En transit vers le sud : Route des roches et des vents, passage vers Pétra

Kokoro no Michi – Le carnet de route de Maëva

Wadi Rum, Jordanie — 16 octobre 2025

Wadi Rum, Jordanie | crédit photo Daniele Colucci

Je suis partie d’Amman à l’aube, dans une voiture au pare-brise couvert de poussière et de musique arabe. Le chauffeur, Youssef, m’a fait promettre de goûter au thé du désert dès notre arrivée. En quittant la ville, les collines dorées se sont effacées peu à peu, remplacées par des étendues pierreuses, puis par ce vide fascinant qu’on appelle ici le Wadi Rum. Six heures de route, ponctuées d’arrêts dans des cafés improbables où les portraits du roi sourient au-dessus des bouilloires cabossées.

Quand le paysage a basculé dans l’irréel, j’ai compris pourquoi on le surnomme « la vallée de la Lune ». Des montagnes rouge sombre surgissent de nulle part, ciselées par le vent comme des sculptures.
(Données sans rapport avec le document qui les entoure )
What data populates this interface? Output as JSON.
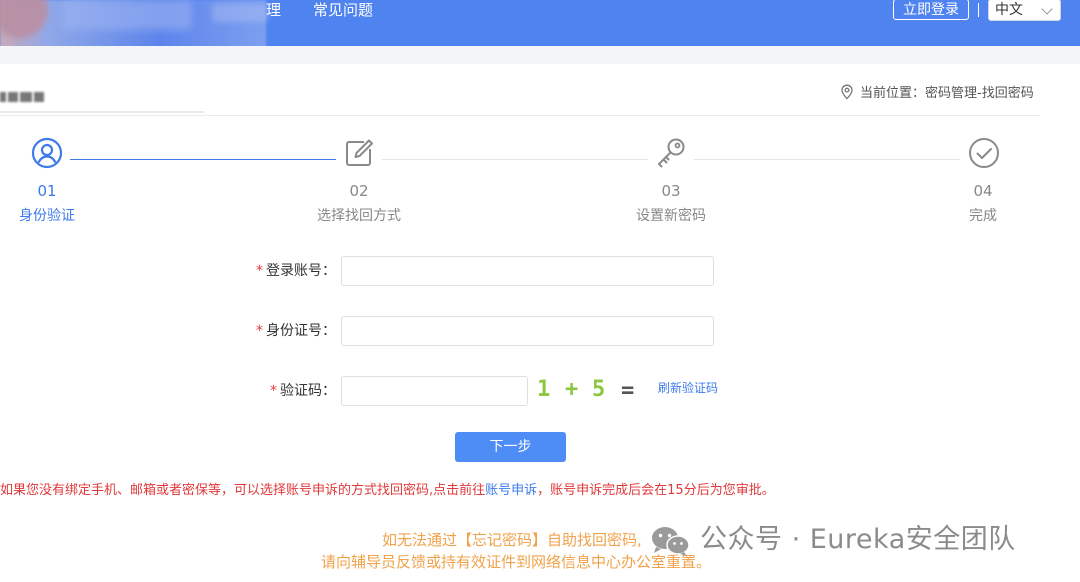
{
  "header": {
    "nav_fragment": "理",
    "nav_faq": "常见问题",
    "login_label": "立即登录",
    "language": "中文"
  },
  "breadcrumb": {
    "text": "当前位置：密码管理-找回密码"
  },
  "steps": [
    {
      "number": "01",
      "label": "身份验证",
      "state": "active",
      "icon": "user-circle-icon"
    },
    {
      "number": "02",
      "label": "选择找回方式",
      "state": "pending",
      "icon": "edit-icon"
    },
    {
      "number": "03",
      "label": "设置新密码",
      "state": "pending",
      "icon": "key-icon"
    },
    {
      "number": "04",
      "label": "完成",
      "state": "pending",
      "icon": "check-circle-icon"
    }
  ],
  "form": {
    "account_label": "登录账号：",
    "account_value": "",
    "id_label": "身份证号：",
    "id_value": "",
    "captcha_label": "验证码：",
    "captcha_value": "",
    "captcha_a": "1",
    "captcha_op": "+",
    "captcha_b": "5",
    "captcha_eq": "=",
    "refresh_label": "刷新验证码",
    "required_mark": "*",
    "next_label": "下一步"
  },
  "notice": {
    "before_link": "如果您没有绑定手机、邮箱或者密保等，可以选择账号申诉的方式找回密码,点击前往",
    "link": "账号申诉",
    "after_link": "，账号申诉完成后会在15分后为您审批。"
  },
  "footer": {
    "line1": "如无法通过【忘记密码】自助找回密码,",
    "line2": "请向辅导员反馈或持有效证件到网络信息中心办公室重置。"
  },
  "watermark": {
    "text": "公众号 · Eureka安全团队",
    "icon": "wechat-icon"
  },
  "colors": {
    "header_bg": "#4f83f0",
    "active": "#3e7bea",
    "pending": "#888888",
    "required": "#e23b3b",
    "button": "#4e8df6",
    "notice": "#e0393b",
    "footer": "#f0a24a",
    "captcha_digit": "#8dc63f",
    "captcha_symbol": "#555555"
  }
}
Le silence y a une densité presque physique : on l’entend.

Mon campement pour la nuit est une série de dômes transparents plantés au milieu du sable. Les tentes sont climatisées — luxe discret, mais l’essentiel reste dehors : le désert s’étend à perte de vue, sans clôture, sans bruit, sans promesse autre que celle du présent. J’ai déposé mon sac, respiré profondément et senti cette paix rare que procure l’absence totale de repères. Les téléphones captent à peine ; le monde peut bien attendre.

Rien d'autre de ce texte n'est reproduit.